A massive kidney chain that spanned multiple states has helped save the lives of four people in need of kidney transplants, including a Florida police officer's.
Officials at the Florida Hospital Transplant Institute in Orlando said they performed two of the four transplants, including one on a deputy who had been living with kidney disease for years.
"This transplant chain was made possible by heroes — people willing to give their kidney in order to save another person's life," Dr. Bobby Nibhanupudy, medical director of Florida Hospital’s abdominal transplant program, said in a statement yesterday. "Thousands of people are waiting for life-saving transplants. This paired exchange is proof that you could be a match to someone — maybe across the country — and become their hero too."
Nibhanupudy said that it can take years to get a new kidney if a patient has to wait to be selected from the transplant list.
Seminole County Deputy Blayne Badura had been on dialysis multiple times a week until his transplant earlier this year. Another police officer, Bobby Draughon, of the Oviedo Police Department, worked in the same area as Badura. The two became acquaintances on the job.

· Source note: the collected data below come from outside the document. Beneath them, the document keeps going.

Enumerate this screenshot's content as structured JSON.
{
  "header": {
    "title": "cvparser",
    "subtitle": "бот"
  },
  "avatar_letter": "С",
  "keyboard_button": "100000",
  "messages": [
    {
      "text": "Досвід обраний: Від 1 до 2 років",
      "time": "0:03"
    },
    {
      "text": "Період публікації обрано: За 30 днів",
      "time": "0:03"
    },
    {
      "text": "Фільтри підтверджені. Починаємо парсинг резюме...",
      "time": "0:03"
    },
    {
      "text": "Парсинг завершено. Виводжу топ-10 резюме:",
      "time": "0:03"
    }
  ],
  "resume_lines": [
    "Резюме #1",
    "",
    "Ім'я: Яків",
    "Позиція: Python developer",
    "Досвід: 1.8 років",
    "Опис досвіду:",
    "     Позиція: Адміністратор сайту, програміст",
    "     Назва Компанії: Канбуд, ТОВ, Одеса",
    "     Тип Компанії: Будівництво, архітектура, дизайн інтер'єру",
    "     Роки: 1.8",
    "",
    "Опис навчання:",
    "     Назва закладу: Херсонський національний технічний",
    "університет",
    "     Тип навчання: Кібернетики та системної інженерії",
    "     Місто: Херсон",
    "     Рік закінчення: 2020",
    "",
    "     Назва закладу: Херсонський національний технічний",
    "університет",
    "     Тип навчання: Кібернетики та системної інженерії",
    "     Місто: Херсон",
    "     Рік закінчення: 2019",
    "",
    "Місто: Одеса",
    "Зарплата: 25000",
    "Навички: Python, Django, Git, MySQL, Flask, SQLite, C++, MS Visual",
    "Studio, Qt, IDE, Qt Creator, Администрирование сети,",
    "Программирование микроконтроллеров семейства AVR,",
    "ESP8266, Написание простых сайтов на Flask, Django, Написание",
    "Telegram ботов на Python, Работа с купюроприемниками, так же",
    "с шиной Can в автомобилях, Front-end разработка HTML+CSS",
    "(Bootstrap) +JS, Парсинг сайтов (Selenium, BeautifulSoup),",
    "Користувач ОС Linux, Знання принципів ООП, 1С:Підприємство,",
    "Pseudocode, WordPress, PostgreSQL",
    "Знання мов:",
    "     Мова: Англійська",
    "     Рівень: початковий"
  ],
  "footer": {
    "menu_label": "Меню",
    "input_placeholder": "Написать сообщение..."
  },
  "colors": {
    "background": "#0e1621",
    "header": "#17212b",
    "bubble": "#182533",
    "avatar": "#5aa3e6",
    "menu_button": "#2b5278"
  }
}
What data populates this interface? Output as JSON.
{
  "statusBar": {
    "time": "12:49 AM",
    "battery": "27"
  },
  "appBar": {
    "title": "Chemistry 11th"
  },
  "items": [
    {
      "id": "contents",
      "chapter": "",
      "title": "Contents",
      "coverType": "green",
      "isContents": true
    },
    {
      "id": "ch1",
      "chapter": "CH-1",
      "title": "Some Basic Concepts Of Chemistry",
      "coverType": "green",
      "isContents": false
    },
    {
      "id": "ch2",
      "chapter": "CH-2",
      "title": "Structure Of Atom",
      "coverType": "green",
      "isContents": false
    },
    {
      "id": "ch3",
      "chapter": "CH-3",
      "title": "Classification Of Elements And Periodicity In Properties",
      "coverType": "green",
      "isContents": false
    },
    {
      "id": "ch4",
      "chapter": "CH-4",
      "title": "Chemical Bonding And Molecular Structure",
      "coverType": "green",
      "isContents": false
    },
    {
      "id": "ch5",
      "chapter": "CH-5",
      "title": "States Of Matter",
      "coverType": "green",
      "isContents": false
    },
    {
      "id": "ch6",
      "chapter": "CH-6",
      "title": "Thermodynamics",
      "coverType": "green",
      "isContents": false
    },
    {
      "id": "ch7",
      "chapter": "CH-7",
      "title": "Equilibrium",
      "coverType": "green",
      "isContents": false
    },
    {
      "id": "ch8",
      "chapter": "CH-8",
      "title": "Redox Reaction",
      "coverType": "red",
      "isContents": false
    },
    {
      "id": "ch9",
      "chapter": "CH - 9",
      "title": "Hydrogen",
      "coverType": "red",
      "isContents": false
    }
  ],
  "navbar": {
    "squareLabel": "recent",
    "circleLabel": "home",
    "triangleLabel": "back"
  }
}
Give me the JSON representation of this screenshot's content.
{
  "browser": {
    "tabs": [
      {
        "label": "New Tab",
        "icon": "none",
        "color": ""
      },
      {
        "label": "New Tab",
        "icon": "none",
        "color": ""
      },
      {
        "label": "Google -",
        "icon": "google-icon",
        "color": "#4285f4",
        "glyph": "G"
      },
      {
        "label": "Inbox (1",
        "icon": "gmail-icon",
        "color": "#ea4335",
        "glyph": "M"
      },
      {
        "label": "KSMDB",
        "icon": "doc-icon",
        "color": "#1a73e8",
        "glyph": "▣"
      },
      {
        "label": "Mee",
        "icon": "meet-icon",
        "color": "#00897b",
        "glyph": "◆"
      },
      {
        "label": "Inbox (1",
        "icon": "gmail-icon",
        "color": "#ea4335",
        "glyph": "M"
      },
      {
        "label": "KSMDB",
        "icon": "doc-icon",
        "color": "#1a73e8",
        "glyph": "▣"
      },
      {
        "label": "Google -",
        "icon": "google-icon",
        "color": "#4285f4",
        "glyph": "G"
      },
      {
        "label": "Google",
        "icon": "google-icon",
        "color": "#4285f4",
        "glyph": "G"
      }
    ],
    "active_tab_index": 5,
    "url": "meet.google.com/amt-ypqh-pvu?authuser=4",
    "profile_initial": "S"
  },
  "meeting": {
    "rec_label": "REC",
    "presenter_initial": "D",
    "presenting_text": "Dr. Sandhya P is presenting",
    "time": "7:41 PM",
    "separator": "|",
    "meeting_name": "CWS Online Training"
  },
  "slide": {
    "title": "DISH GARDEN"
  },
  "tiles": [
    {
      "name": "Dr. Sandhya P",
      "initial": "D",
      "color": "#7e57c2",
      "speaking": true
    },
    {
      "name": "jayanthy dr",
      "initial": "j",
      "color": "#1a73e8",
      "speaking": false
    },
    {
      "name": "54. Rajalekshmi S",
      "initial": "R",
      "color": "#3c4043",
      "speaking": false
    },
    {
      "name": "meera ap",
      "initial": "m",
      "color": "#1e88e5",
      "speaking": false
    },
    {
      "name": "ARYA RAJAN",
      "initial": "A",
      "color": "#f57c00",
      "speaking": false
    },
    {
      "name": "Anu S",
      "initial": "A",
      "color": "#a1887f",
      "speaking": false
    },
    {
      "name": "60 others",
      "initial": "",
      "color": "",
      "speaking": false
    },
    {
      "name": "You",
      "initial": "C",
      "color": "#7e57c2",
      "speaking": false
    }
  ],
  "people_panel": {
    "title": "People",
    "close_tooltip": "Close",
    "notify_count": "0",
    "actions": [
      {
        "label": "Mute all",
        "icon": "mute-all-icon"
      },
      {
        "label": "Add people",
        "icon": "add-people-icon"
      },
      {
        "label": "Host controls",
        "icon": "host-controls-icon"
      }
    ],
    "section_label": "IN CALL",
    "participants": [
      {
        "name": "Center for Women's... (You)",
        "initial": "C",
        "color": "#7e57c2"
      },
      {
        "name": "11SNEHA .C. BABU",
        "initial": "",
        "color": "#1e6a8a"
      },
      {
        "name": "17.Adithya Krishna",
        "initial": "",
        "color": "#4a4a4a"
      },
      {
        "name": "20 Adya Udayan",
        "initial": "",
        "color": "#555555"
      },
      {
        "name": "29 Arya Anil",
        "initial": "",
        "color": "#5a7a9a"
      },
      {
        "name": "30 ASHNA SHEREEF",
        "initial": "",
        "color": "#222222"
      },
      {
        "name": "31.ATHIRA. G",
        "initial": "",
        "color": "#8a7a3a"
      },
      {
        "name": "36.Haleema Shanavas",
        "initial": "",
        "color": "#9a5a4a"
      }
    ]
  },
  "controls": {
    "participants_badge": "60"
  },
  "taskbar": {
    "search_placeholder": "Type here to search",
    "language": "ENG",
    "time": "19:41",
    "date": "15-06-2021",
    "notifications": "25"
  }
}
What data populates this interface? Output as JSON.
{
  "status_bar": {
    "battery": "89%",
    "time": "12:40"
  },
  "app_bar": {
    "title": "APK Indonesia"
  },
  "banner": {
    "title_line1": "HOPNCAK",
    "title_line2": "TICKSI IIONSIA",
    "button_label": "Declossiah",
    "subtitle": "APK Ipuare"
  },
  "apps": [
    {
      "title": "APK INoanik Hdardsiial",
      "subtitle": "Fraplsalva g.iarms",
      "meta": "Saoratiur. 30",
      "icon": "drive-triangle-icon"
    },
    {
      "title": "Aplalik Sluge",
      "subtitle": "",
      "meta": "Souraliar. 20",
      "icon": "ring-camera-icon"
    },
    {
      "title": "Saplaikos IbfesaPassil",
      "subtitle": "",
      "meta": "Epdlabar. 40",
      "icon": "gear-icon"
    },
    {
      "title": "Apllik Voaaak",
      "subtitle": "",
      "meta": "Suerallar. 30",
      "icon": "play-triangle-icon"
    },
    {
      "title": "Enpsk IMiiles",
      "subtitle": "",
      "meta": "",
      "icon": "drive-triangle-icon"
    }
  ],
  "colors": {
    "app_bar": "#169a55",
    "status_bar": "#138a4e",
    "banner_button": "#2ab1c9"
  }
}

"He would step out on traffic stops with me and back me up," Draughon said during a press conference yesterday. Draughon said he knew Badura was sick but hadn't realized how bad his condition was until he saw a GoFundMe page his wife had set up.
"At the end it said if you happened to have a kidney to donate that would be great as well," Draughon recalled. "I realized this is something to look into."
Unfortunately, Draughon wasn't a match, but doctors at the hospital asked him if he would be willing to take part in a national kidney chain.
The idea of a kidney chain, or paired exchange, has become popular in recent years as a way to match willing, living donors with recipients, even if they are strangers. The chain starts with a patient who has a loved one or other person willing to be a donor, but is not a match. Doctors can then try to find other patients in a similar position so they can "swap" donors and receive matching kidneys more quickly.
In this case, five people were willing donors for four patients in need, creating the large kidney chain. Badura ultimately received his kidney from Lauren Gau, 26, who had wanted to donate to her mother, but was not a match.
Because she took part in the kidney chain, she was able to donate to Badura and her mother was able to receive a kidney from one of the other participants.
"It’s a complete miracle," Badura said during the press conference. Draughon's kidney was donated to another patient on the West Coast and their pledged donor has offered to be a donor for a fifth patient in need of a kidney.